Le jeu de rôle grandeur nature permet au public de s’immerger totalement dans un univers imaginaire. (CNSPHOTO)
Un meurtre atroce a été commis. L’assassin est parmi vous ! À qui faire confiance ? Tout le monde a des secrets à protéger… Au bout de sept heures d’affilée, Li Xiang, 21 ans, est toujours dans la peau de son personnage de détective privé pour découvrir la solution de l’énigme. Malgré la fatigue, rien n’est plus passionnant qu’une session de jeu meurtre et mystère pour cet amateur d’Agatha Christie. « J’ai l’impression de m’embarquer dans une aventure inhabituelle. Cela me permet de m’évader de ma vie universitaire chargée. La sensation est très proche de celle ressentie lorsqu’on va voir un film d’horreur, mais l’expérience est plus vivante. »

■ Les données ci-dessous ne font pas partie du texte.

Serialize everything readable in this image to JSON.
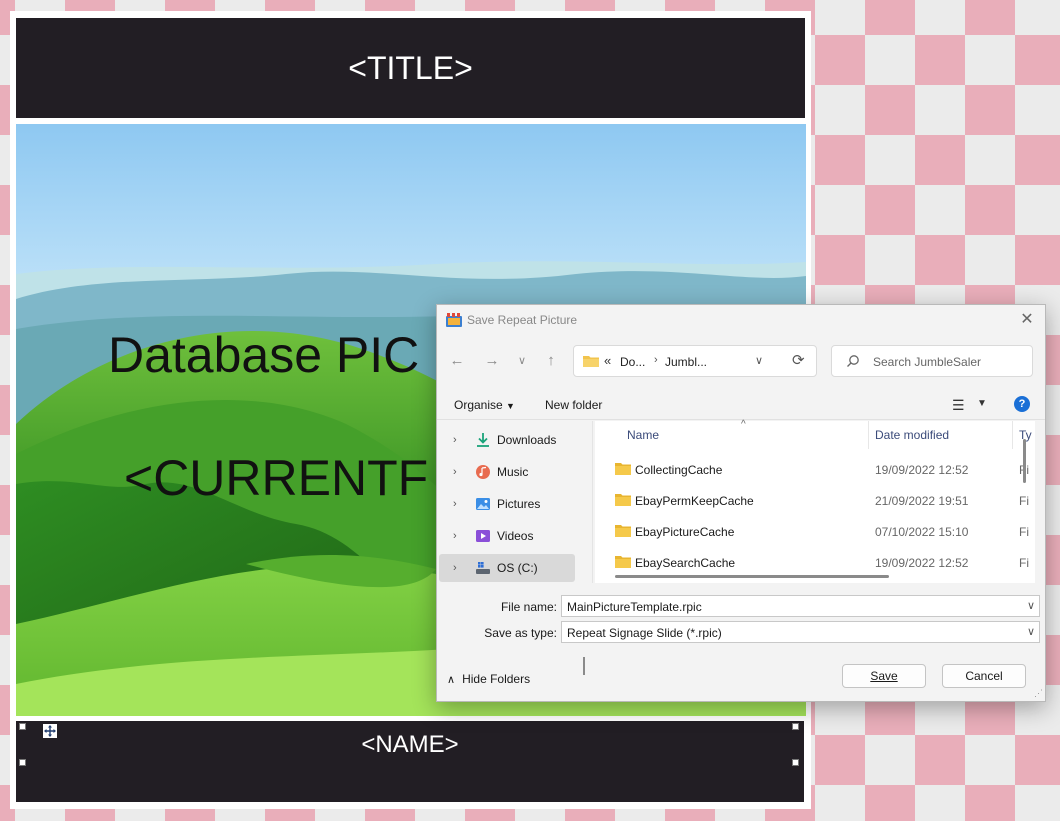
{
  "template": {
    "title": "<TITLE>",
    "database_text": "Database PIC",
    "current_text": "<CURRENTF",
    "name": "<NAME>"
  },
  "dialog": {
    "title": "Save Repeat Picture",
    "breadcrumb": [
      "Do...",
      "Jumbl..."
    ],
    "search_placeholder": "Search JumbleSaler",
    "organise_label": "Organise",
    "new_folder_label": "New folder",
    "help_label": "?",
    "nav_items": [
      {
        "label": "Downloads",
        "icon": "download-icon"
      },
      {
        "label": "Music",
        "icon": "music-icon"
      },
      {
        "label": "Pictures",
        "icon": "pictures-icon"
      },
      {
        "label": "Videos",
        "icon": "videos-icon"
      },
      {
        "label": "OS (C:)",
        "icon": "drive-icon",
        "selected": true
      }
    ],
    "columns": {
      "name": "Name",
      "date": "Date modified",
      "type": "Ty"
    },
    "files": [
      {
        "name": "CollectingCache",
        "date": "19/09/2022 12:52",
        "type": "Fi"
      },
      {
        "name": "EbayPermKeepCache",
        "date": "21/09/2022 19:51",
        "type": "Fi"
      },
      {
        "name": "EbayPictureCache",
        "date": "07/10/2022 15:10",
        "type": "Fi"
      },
      {
        "name": "EbaySearchCache",
        "date": "19/09/2022 12:52",
        "type": "Fi"
      }
    ],
    "file_name_label": "File name:",
    "file_name_value": "MainPictureTemplate.rpic",
    "save_type_label": "Save as type:",
    "save_type_value": "Repeat Signage Slide (*.rpic)",
    "hide_folders_label": "Hide Folders",
    "save_label": "Save",
    "cancel_label": "Cancel"
  },
  "colors": {
    "bar_bg": "#221e24",
    "folder": "#f2c44d",
    "accent": "#1a6fd6",
    "checker_pink": "#e9aeba",
    "checker_gray": "#ebebeb"
  }
}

Le jeu de rôle grandeur nature (GN), adapté de la fameuse soirée Meurtre & Mystère populaire en Occident, peut être considéré comme littérature interactive ou théâtre en raison de la participation du public. Depuis son introduction en Chine en 2012, ce jeu immersif a le vent en poupe dans le pays, surtout parmi les jeunes générations.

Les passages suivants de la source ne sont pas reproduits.